Now there is wide difference between what you know in your mind about a thing and how your eyes see that thing. For Ex, suppose you are thinking a view of the street which has a row of identical houses on either side. The houses at the far end appear to the smaller than those near to you. How small they appear to be in the picture depends on the length of the street, the longer the street, the smaller be the far houses.
PERSPECTIVE TYPES
1. One Point Perspective
One point perspective is typically used for roads, railroad tracks or building viewed so that the front is directly facing the viewer.
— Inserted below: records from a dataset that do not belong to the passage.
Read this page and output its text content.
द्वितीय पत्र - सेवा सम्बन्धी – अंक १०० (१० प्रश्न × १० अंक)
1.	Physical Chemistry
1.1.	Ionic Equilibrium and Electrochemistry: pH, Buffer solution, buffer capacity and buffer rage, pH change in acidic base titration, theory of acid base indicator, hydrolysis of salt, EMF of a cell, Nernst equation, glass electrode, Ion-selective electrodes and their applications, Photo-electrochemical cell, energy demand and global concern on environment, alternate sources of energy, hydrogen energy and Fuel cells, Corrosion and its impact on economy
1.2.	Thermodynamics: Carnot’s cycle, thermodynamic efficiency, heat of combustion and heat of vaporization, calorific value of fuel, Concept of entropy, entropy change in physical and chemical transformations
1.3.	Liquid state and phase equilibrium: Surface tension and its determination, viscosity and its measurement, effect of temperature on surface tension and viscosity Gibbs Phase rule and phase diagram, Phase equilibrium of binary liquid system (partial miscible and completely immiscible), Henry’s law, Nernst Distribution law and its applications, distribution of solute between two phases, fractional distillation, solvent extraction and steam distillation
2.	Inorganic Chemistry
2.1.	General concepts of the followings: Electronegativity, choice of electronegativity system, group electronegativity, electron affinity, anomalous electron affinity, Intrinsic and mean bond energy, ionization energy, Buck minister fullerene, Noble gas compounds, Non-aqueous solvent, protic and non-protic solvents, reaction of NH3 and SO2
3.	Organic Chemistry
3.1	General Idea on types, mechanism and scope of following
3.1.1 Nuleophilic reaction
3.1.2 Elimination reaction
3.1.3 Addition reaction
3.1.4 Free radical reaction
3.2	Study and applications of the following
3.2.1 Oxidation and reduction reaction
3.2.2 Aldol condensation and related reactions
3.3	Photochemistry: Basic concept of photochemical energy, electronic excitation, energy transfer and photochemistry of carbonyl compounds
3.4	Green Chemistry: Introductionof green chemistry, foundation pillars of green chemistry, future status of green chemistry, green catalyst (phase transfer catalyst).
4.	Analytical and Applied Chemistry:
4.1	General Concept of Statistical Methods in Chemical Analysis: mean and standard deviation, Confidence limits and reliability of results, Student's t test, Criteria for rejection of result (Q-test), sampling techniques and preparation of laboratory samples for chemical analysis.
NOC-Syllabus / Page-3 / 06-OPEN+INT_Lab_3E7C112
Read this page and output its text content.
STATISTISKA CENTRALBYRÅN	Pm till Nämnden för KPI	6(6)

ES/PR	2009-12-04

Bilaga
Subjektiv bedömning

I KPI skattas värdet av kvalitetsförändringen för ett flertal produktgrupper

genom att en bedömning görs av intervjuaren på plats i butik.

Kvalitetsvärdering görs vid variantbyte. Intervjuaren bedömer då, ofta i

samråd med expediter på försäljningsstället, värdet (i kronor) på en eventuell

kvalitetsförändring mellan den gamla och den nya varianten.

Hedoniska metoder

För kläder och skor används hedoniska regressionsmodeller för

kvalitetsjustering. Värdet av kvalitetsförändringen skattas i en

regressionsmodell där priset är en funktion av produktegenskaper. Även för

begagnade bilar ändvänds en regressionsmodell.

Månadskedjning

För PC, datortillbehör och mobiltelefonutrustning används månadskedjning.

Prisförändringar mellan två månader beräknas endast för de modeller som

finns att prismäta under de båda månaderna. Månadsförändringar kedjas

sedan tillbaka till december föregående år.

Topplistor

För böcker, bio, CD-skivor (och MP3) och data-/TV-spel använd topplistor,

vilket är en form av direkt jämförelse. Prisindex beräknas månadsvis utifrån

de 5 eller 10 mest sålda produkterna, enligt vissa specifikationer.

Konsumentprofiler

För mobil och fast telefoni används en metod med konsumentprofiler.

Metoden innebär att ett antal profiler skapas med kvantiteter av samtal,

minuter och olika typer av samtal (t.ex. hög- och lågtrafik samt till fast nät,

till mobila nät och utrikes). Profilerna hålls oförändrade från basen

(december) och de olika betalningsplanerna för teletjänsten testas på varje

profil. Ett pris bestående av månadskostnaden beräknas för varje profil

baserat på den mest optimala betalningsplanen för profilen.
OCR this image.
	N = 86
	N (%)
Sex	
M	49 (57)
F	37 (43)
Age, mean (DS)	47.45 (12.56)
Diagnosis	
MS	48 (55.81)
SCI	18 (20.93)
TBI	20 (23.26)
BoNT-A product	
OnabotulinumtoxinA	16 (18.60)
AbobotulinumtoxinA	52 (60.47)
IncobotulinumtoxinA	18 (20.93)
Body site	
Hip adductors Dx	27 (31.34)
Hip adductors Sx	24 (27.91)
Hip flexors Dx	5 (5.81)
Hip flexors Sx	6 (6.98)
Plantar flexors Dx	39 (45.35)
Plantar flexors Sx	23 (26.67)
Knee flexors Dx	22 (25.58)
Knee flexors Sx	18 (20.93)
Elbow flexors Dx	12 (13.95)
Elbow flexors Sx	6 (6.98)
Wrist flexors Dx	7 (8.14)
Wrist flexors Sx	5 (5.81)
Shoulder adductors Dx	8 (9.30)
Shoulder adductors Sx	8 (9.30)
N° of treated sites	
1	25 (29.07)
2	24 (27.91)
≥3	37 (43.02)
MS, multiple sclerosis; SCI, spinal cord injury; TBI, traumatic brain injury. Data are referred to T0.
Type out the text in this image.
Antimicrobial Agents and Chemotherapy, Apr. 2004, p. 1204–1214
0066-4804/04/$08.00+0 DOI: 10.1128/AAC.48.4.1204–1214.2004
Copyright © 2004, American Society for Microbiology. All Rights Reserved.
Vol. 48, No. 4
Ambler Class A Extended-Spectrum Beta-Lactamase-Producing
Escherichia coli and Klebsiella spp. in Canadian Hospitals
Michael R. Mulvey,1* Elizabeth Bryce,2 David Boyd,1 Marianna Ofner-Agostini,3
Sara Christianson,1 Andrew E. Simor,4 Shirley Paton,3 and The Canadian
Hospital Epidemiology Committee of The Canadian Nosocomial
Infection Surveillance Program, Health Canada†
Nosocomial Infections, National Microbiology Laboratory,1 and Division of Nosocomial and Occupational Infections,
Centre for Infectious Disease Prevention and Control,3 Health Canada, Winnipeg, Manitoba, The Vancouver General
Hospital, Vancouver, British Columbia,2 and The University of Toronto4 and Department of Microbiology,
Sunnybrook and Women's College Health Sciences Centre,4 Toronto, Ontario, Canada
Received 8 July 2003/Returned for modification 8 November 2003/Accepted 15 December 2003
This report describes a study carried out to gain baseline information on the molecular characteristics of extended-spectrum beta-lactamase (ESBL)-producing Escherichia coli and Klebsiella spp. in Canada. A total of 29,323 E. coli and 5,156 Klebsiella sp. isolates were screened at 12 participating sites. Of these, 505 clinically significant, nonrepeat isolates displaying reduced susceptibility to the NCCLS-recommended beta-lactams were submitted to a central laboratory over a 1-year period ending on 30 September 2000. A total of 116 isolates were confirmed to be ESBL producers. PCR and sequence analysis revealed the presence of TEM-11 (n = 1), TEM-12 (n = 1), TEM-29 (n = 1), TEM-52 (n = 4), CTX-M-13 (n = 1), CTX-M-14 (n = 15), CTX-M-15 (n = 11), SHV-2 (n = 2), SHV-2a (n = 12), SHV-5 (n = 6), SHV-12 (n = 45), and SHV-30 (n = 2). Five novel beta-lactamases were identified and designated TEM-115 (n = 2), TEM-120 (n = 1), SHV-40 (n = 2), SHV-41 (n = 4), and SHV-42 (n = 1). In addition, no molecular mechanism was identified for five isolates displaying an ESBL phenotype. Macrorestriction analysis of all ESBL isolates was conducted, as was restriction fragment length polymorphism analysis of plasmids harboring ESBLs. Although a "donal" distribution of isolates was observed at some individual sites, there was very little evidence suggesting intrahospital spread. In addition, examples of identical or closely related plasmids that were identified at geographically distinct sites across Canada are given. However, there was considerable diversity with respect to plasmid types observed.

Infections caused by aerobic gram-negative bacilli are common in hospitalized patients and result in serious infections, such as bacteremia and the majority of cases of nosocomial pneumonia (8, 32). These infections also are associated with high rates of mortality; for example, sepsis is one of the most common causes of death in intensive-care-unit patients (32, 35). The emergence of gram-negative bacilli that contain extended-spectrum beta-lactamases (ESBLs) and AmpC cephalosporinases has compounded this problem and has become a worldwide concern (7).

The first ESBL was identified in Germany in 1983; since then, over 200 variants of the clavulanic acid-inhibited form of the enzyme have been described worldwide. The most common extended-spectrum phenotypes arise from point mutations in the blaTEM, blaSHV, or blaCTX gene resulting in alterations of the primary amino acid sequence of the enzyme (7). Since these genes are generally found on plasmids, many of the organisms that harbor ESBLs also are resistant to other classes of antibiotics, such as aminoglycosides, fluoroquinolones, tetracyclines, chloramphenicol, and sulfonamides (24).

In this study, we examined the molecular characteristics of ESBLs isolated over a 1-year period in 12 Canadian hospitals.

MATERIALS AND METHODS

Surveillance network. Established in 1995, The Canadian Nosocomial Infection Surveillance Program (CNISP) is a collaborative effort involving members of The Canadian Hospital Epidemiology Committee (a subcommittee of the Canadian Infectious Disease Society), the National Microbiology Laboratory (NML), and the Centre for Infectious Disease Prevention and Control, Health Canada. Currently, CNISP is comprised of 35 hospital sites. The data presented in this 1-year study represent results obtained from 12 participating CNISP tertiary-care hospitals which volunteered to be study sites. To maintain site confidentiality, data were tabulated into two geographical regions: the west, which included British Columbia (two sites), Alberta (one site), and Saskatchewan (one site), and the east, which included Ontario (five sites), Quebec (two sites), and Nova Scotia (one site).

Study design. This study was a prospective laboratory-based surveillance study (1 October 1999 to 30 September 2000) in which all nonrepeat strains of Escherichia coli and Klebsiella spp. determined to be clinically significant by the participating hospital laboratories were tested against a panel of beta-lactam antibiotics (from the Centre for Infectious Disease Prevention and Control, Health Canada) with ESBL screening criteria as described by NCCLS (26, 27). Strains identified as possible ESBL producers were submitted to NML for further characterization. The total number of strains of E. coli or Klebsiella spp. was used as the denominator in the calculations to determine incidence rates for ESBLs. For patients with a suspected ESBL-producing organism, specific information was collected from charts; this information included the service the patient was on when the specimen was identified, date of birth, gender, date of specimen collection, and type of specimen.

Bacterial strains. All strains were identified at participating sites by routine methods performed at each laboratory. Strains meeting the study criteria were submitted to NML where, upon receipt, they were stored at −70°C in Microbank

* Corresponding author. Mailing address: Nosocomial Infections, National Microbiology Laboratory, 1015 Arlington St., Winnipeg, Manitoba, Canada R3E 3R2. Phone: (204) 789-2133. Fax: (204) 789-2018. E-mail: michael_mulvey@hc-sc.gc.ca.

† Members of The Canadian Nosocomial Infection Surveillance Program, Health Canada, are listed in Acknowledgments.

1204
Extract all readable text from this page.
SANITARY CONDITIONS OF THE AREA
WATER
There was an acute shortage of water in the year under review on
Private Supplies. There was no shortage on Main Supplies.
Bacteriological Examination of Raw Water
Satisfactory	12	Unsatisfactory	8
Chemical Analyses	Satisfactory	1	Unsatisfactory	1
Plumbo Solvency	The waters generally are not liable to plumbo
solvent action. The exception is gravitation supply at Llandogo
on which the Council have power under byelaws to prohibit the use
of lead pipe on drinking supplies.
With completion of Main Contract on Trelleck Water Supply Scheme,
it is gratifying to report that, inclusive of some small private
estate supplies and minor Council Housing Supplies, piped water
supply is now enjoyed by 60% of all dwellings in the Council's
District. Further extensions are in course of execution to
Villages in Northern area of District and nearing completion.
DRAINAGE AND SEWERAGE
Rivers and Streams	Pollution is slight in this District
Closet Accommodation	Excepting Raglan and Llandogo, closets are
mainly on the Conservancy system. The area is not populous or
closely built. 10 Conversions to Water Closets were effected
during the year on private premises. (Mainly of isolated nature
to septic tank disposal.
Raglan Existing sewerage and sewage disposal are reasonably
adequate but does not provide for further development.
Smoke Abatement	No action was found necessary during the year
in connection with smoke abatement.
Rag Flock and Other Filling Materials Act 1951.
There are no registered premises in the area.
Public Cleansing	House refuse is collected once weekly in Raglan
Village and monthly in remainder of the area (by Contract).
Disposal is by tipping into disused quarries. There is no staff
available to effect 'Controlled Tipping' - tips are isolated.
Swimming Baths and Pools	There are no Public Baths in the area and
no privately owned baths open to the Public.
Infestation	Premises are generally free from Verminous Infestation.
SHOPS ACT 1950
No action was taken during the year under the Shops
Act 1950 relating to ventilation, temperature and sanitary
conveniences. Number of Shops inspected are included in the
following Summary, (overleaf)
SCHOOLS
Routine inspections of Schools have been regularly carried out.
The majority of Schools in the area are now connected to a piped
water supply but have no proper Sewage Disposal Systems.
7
Any object that are made up of lines either directly parallel with the viewer's line of sight or directly perpendicular can be represented with ONE POINT PERSPECTIVE.



2. Two point perspective
Two-point perspective can be used to draw the same objects as one-point perspective, rotated: looking at the corner of a house, or looking at two forked roads shrink into the distance, for example. One point represents one set of parallel lines, the other point represents the other. Looking at a house from the corner, one wall would recede towards one vanishing point, the other wall would recede towards the opposite vanishing point.
3. Three point perspective
Three-point perspective is usually used for buildings seen from above (or below). In addition to the two vanishing points from before, one for each wall, there is now one for how those walls recede into the ground. This third vanishing point will be below the ground. Looking up at a tall building is another common example of the third vanishing point. This time the third vanishing point is high in space.